One instrument, or a whole universe
You can optimize on a single market — or on a whole universe of instruments: a basket of markets that meet the strategy's conditions. A candidate then is not graded on how well it fits bitcoin, but on how it holds up across the basket — a much stricter exam (we covered the levels of composition in strategy portfolios). Universes deserve their own article — how they are defined, how strategies built on them work, and how to defend against survivorship bias. It is in the works.
The result: a landscape, not a winner
The most valuable thing about a finished optimization is not row number one. It is the shape of the whole result landscape: where clusters of working settings form, where the plateaus are, where the strategy earns across many neighbouring variants — and where lone peaks stick out that work in a single point only. A plateau means robustness; a peak almost certainly means overfitting. That is why we read results through profit-versus-drawdown scatter plots, clusters and parameter maps — we look for where the strategy works, not which number won.
Clusters and plateaus
How to read a PCP
The live ETH/USDC grid
And here is that landscape, live. Not an illustration — a real, completed exact grid of one of our trend-following templates on the ETH/USDC pair (Binance): 14,070 parameter combinations, not a single run failed. The charts show the length band up to 60, where the main action of the landscape happens (multiplier unrestricted); the rendering is the same as in our platform. Try it: in the first chart, drag along a vertical axis to filter candidates (say, low drawdowns only); the second one rotates with your mouse.
What the complete grid showed: in the length band up to 60, 1,835 of 4,200 candidates (44 %) finished profitable. The most robust plateau sits at lengths ~23–35 with multipliers 2.2–2.8 — cell-average PnL of 130–170 % — and the single best run (+184.6 %) lies right on its ridge: the winner is not a lone tower but the top of a contiguous plateau. Long lengths, by contrast, form a vast dead plain around zero. That is exactly the shape we look for — and exactly a conclusion for walk-forward, not a ticket to live trading.

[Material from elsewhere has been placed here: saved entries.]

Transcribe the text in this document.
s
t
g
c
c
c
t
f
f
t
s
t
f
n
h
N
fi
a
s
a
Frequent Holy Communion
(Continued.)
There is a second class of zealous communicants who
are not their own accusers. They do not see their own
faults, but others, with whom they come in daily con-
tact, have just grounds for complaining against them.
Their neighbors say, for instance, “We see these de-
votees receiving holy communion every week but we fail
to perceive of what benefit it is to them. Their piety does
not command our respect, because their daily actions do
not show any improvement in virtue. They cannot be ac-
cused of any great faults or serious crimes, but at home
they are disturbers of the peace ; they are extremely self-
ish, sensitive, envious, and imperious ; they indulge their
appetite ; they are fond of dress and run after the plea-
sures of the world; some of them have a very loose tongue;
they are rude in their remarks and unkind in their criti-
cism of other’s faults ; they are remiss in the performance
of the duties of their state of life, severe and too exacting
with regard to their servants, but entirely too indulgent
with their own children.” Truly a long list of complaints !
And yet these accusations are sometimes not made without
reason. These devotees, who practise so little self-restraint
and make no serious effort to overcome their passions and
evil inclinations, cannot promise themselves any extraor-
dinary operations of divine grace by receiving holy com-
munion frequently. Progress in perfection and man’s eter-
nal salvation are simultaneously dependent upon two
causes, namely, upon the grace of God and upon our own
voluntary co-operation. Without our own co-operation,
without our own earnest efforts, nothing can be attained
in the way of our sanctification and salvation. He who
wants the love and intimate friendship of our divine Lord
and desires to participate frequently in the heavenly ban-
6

Genetics as a building block of orchestration
And now the most important part: genetic optimization is one of the first phases of testing, not the last. We never take the best — that is, the most optimal and therefore most likely overfitted — test and say “thanks, bye, going live”. The most promising regions of the landscape continue into walk-forward — and here the power of the orchestration shows: every in-sample window of the walk-forward is itself a genetic optimization. On each slice of history its own evolution runs, its winning settings are verified blind on the following out-of-sample slice, the window rolls forward and everything repeats. Add Monte Carlo on top of the results — and one strategy has thousands of backtests behind it, managed by the platform as a single whole: queues, parallel runs, aggregated results. That is what testing you can trust looks like.